Friday, September 30, 2011

Scones and Bones

Scones and Bones by Laura Childs is the first of the Tea Shop Mystery novels that I have read. I was simply drawn in by the cover and always love a book about a good cup of tea-and Childs knows her tea, that's for sure!

Like Alexander McCall Smith, Childs has written several different series of books. This is book #12 in her Tea Shop Mystery series, but each one stands alone.

Filled with mystery and intrigue, pirate lore and Charelston history, and many, many good cups of tea, this book was simply a lot of fun.

Tuesday, September 27, 2011

The Uncoupling

When The Ten Year Nap by Meg Wolitzer came out, there was so much hype about it, I finally read it. I didn't like it at all. However, I thought I would give her new book, The Uncoupling a try. Though I am still not a Wolitzer fan, I did like it more than The Ten Year Nap.

Set in the suburbs in New Jersey at a small high school, we find out what happens when a new Drama teacher is hired and stages the play Lysistrata. Suddenly, a spell is cast on all the females in the town and they find themselves no longer wanting sex with their men. You can imagine all the problems that follow.

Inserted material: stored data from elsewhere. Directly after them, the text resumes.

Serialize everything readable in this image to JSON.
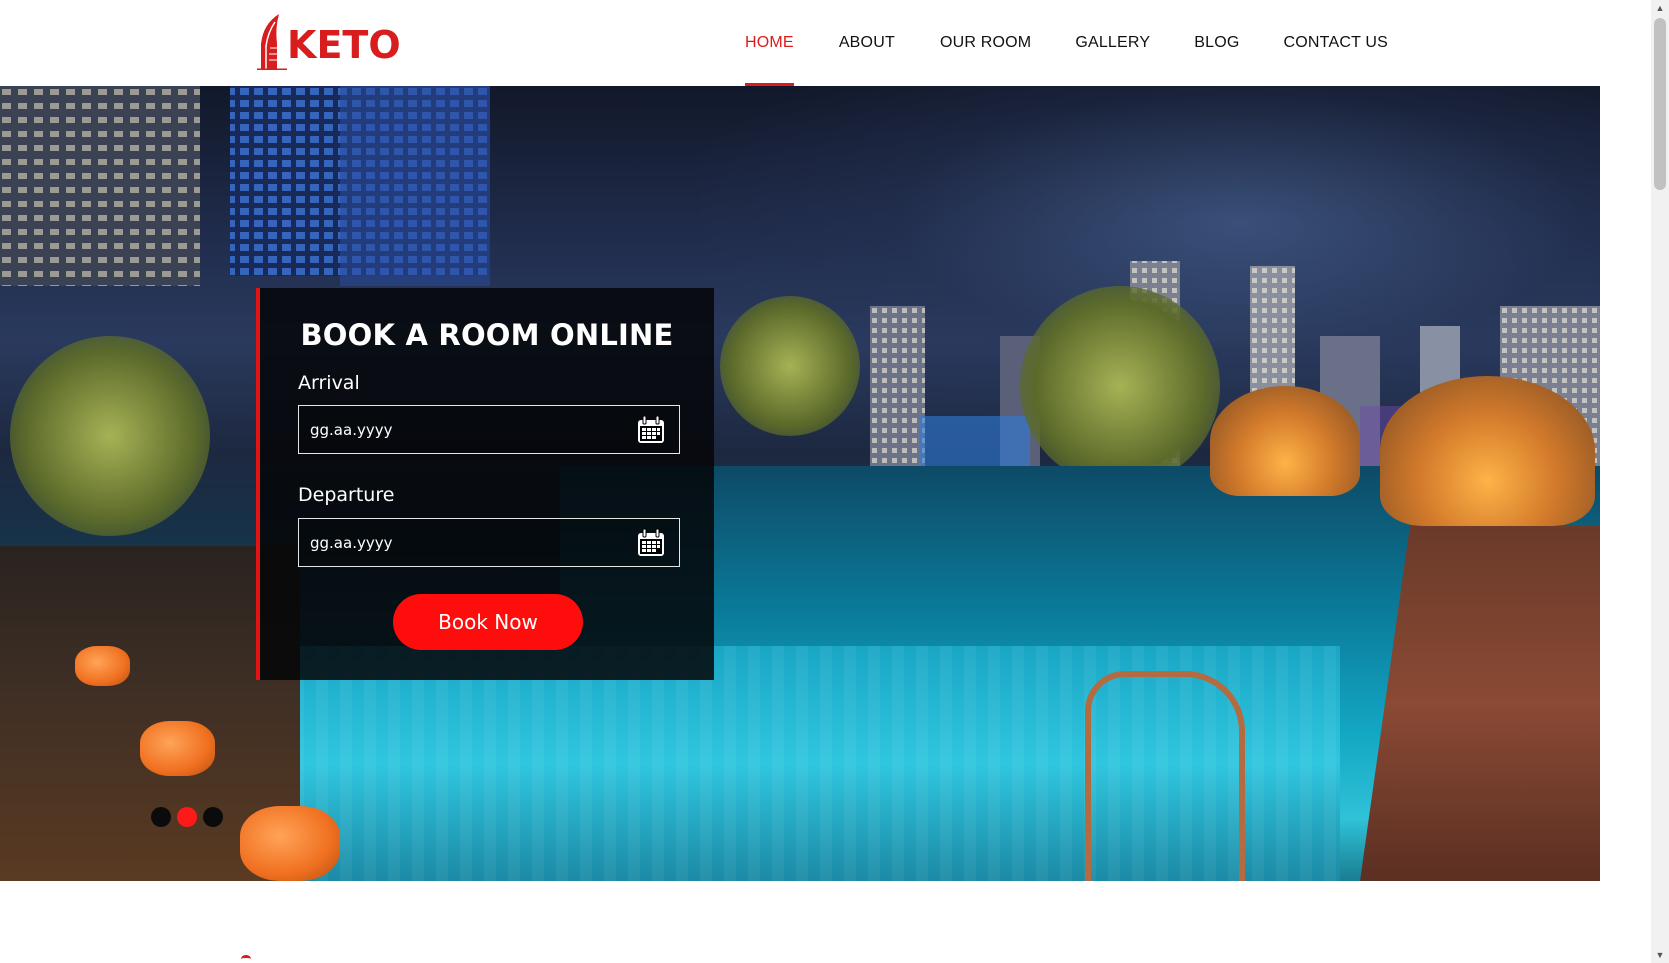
{
  "brand": {
    "name": "KETO",
    "logo_icon": "hotel-tower-icon",
    "color": "#d71d1d"
  },
  "nav": {
    "items": [
      {
        "label": "HOME",
        "active": true
      },
      {
        "label": "ABOUT",
        "active": false
      },
      {
        "label": "OUR ROOM",
        "active": false
      },
      {
        "label": "GALLERY",
        "active": false
      },
      {
        "label": "BLOG",
        "active": false
      },
      {
        "label": "CONTACT US",
        "active": false
      }
    ],
    "active_color": "#d91c1c"
  },
  "booking": {
    "title": "BOOK A ROOM ONLINE",
    "arrival": {
      "label": "Arrival",
      "placeholder": "gg.aa.yyyy",
      "icon": "calendar-icon"
    },
    "departure": {
      "label": "Departure",
      "placeholder": "gg.aa.yyyy",
      "icon": "calendar-icon"
    },
    "submit_label": "Book Now",
    "accent": "#ff0d0d"
  },
  "slider": {
    "slide_count": 3,
    "active_index": 1
  }
}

Wolitzer's writing is certainly witty and she is a true observer of modern culture and how we all react to it and to each other. For some reason though, I always find her books mildly depressing more than humorous. Still, this was an interesting read.

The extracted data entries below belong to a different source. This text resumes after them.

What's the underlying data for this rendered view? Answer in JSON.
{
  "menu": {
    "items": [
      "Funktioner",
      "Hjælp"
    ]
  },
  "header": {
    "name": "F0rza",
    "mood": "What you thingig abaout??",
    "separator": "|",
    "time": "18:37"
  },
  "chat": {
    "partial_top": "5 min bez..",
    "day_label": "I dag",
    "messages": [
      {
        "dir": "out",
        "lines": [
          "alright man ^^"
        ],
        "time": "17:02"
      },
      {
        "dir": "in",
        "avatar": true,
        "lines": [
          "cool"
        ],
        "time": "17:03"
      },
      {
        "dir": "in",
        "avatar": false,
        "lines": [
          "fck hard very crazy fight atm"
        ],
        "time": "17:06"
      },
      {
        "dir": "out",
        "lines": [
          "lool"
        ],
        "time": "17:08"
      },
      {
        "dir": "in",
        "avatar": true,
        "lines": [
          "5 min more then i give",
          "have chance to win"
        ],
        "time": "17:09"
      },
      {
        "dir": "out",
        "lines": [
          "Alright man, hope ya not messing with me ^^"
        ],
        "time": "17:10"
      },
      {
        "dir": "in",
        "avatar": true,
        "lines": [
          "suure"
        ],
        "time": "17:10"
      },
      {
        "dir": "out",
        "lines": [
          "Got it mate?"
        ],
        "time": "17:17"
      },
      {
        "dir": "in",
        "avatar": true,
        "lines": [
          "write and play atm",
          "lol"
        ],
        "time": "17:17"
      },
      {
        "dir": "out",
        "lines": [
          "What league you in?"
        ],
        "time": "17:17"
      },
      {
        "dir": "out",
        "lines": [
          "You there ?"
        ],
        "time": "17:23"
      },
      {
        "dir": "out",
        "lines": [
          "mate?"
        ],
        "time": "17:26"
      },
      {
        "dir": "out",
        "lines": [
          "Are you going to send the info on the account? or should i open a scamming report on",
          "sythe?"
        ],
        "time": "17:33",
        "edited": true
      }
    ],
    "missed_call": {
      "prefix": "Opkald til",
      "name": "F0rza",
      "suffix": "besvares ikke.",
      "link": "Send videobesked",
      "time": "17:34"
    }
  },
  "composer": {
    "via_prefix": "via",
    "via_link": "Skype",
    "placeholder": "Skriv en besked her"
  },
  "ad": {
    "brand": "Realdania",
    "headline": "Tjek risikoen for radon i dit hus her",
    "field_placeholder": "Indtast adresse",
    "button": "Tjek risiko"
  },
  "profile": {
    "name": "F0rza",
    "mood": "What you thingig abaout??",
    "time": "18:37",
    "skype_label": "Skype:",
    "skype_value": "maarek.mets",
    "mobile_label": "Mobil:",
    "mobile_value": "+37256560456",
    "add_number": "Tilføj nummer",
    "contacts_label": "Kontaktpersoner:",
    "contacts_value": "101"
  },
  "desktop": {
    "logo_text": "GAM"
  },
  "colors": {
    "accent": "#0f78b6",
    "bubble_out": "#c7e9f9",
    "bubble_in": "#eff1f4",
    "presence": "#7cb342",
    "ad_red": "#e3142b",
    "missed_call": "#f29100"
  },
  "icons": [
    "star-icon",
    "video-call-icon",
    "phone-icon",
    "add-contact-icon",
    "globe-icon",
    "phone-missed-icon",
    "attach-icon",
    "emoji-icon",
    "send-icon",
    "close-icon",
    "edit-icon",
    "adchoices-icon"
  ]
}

Sunday, September 25, 2011

The Peach Keeper

I usually really enjoy Sarah Addison Allen's novels for the magic realism they are filled with. However, her latest, The Peach Keeper, is not my favorite.

The book never really delved deep enough into the characters, especially the character of the myserious travelling salesman Tucker Devlin, who is at the heart of this story. I never really understood him at all, there just wasn't much to go on.

The novel is set in the South and follows two women into an unlikely friendship like their grandmothers 75 years before them. There was a lot of potential here, but the book lacked the magic of Allen's earlier novels. I really wanted to like it, but it just fell short of the mark this time. I recommend reading any of her 3 earlier novels, and skipping this one.

Thursday, September 22, 2011

The Forgotten Garden

The Forgotten Garden by Kate Morton is a wonderful book to get lost in. A big, thick, well drawn out mystery starting with a little girl arriving alone by boat in Australia in 1913 and not knowing her name or where she came from.

It's such a delicious mystery that I don't want to spoil the fun by telling too much here. Only that the little girl returns to Cornwall as a much older woman and searches for the truth about her origins.

We are taken from hot days in Brisbane to cold foggy nights in the English countryside; through overgrown mazes and into hidden gardens, in a realm filled with fairies and ghosts.

Morton had me hooked from the very first page, and kept me up late at night trying to find out what would happen next. I loved this book and I didn't want it to end.

Monday, September 19, 2011

Friendship Bread

Friendship Bread is a lovely, feel good novel from Hawaiian author Darien Gee.  Set in the small town of Avalon, we meet 3 very different women, each healing from their own personal tragedies. They come together to share a cup tea and some Amish Friendshp Bread. Before long the whole town is involved.

I loved the characters and the town that Gee has created and I wanted to bake right along with them. Recipes are given at the back of the book for those who want to try. This is a book about loss and love, family and friendship. I enjoyed every delicious minute of it.

Wednesday, September 14, 2011

Once Upon a Time, There Was You

The lastest offering from Elizabeth Berg, Once Upon a Time, There Was You, is not my favorite book by her.

It is the story of John and Irene, long divorced whose only common interest is their 18 year old daughter Sadie. There were some very distubring events in this book which I was not expecting in a Berg novel. She used these, I think unecessarily, to bring John and Irene back together again to protect Sadie, and through the process, re-evaluate their feelings for each other.

One of the problems I had with the novel was that I didn't like Irene-the main character. This makes it hard to care much about what is happening to her.

I still think Berg is a great writer and she usually develops wonderful characters, so I will continue to read her books. This one I could have skipped.

Friday, September 9, 2011

East Wind, Rain

The first book I read after just moving back to Hawaii is East Wind, Rain by Caroline Paul. This is a wonderful novel that takes place on the Hawaiian Island of Niihau.
This is historic fiction based on the little known event of a Japanese fighter pilot crash landing on Niihau on Dec. 7th 194, after attacking Pearl Harbor.

The Niihauans were completely unaware of the war, and this is a portrait of how this event changed their way of life and even had much farther reaching repercussions than anyone could have imagined.

Paul gives us a wonderful portrait of life on Niihau, a portrait of the land, its people, its isolation and also the religous conflicts, and rascism that was going on at the time.

It is beautifully written book that I thouroughly enjoyed reading.